Grip halsizliği sandığım ancak inadı bırakıp doktora gidişim sayesinde öğrendiğim zatürre başlangıcı ile çevrelenmiş bünyemden merhaba. Aslında halim yok ama bu yazı uzun zamandır bekliyor, artık unutmaya başladığım için panik halinde yazmalıyım dedim ve buradayım.

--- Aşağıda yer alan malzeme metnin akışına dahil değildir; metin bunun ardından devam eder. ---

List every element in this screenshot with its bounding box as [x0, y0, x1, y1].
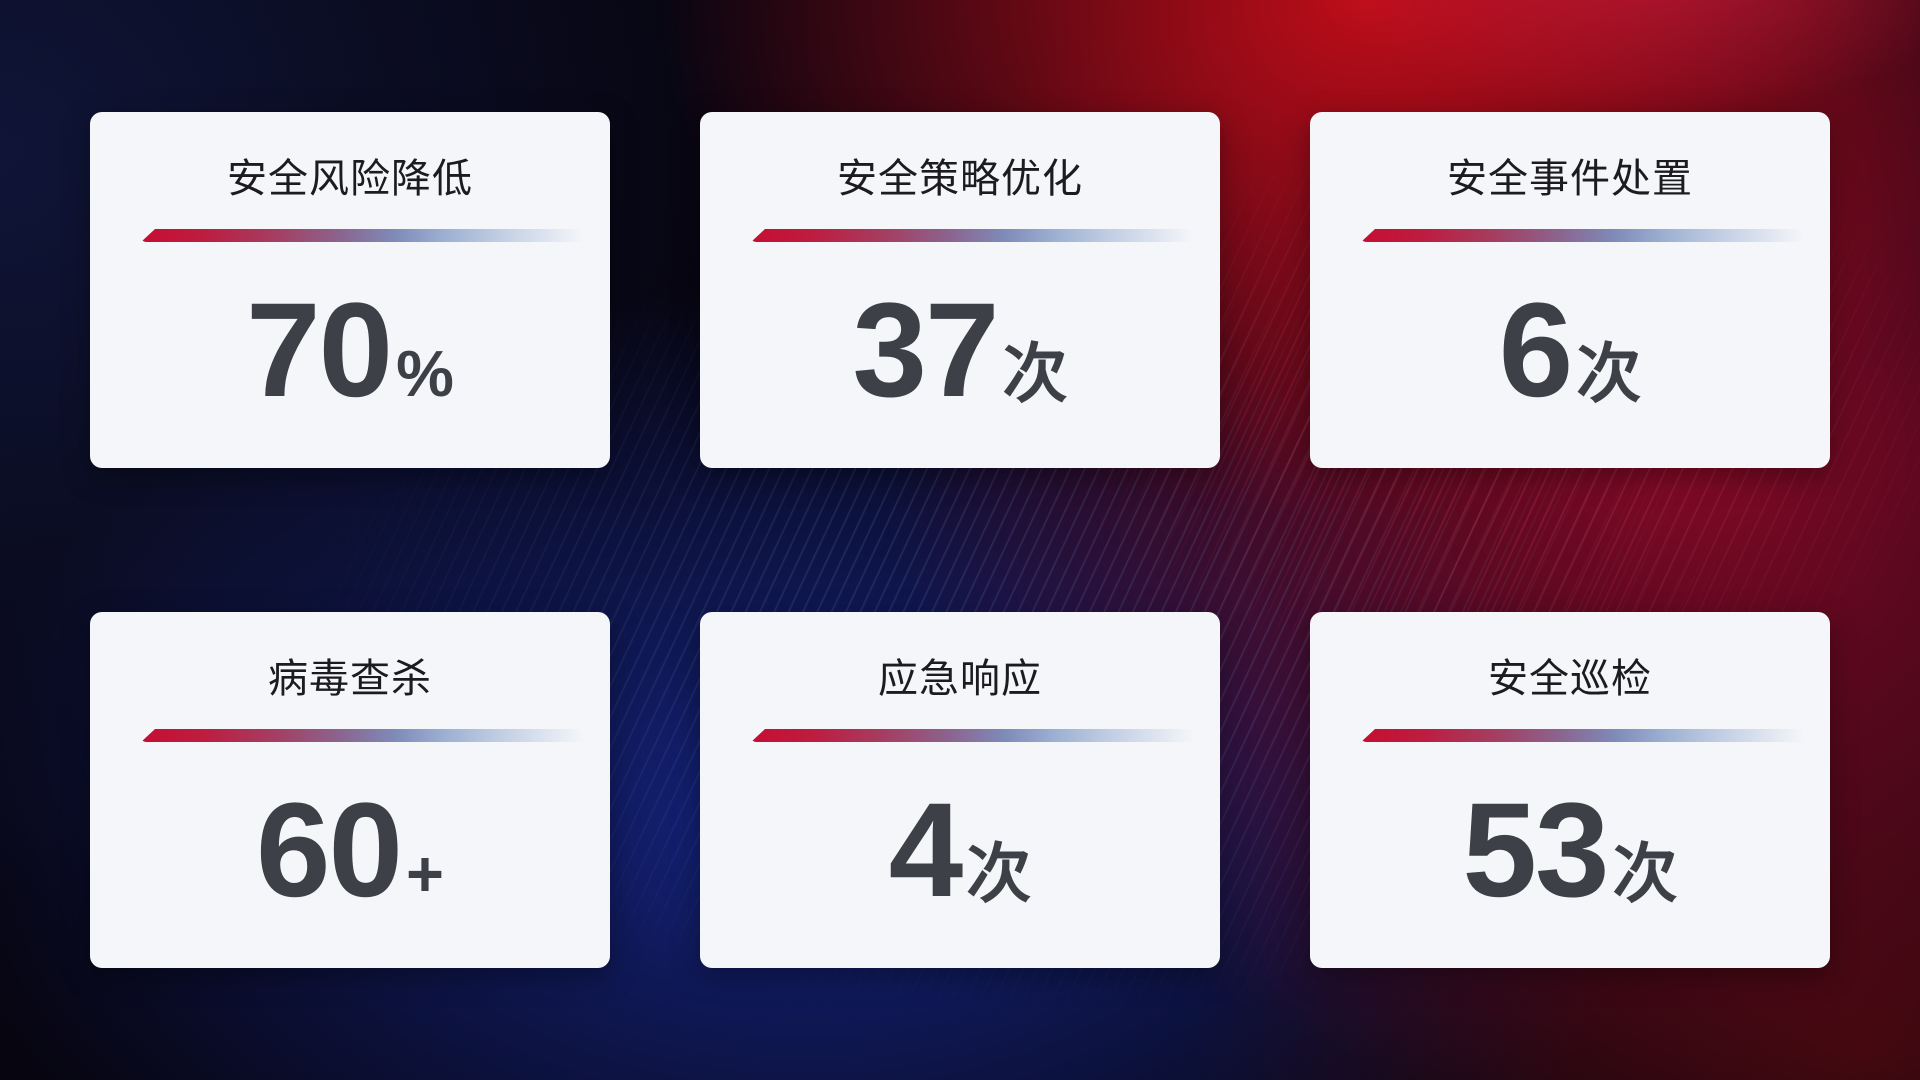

Dün hastanede tahlil sonuçlarını beklerken ve elbette hayatımın hastanelerde geçen büyük kısmı kafamda dönüp dolaşır ve beni mutsuz ve daha da tatsız biri haline getirirken pencerede gördüğüm bir an aklıma izlediğimiz filmlerden bir sahne getirdi. Sararmış yapraklı ağaçlar rüzgarda salınıp duruyor ve hastane kafesinde açık olan televizyondan İstanbul’da fırtına olacağına dair bir haber okunuyordu. O an sanki bir Hollywood filmi sahnesiydi, birazdan fırtına hortuma dönüşecek ve hastanede kalan, hayatı boyunca birbirlerini görmemiş insanlar hayatta kalmak için çabalayacak gibiydi. Kafamın içi öyle doluydu ki o an yaptığım ilk şey defteri ve kalemi çıkartıp gelişigüzel yazmak oldu, biraz da o anın etkisi ile buradayım şu an.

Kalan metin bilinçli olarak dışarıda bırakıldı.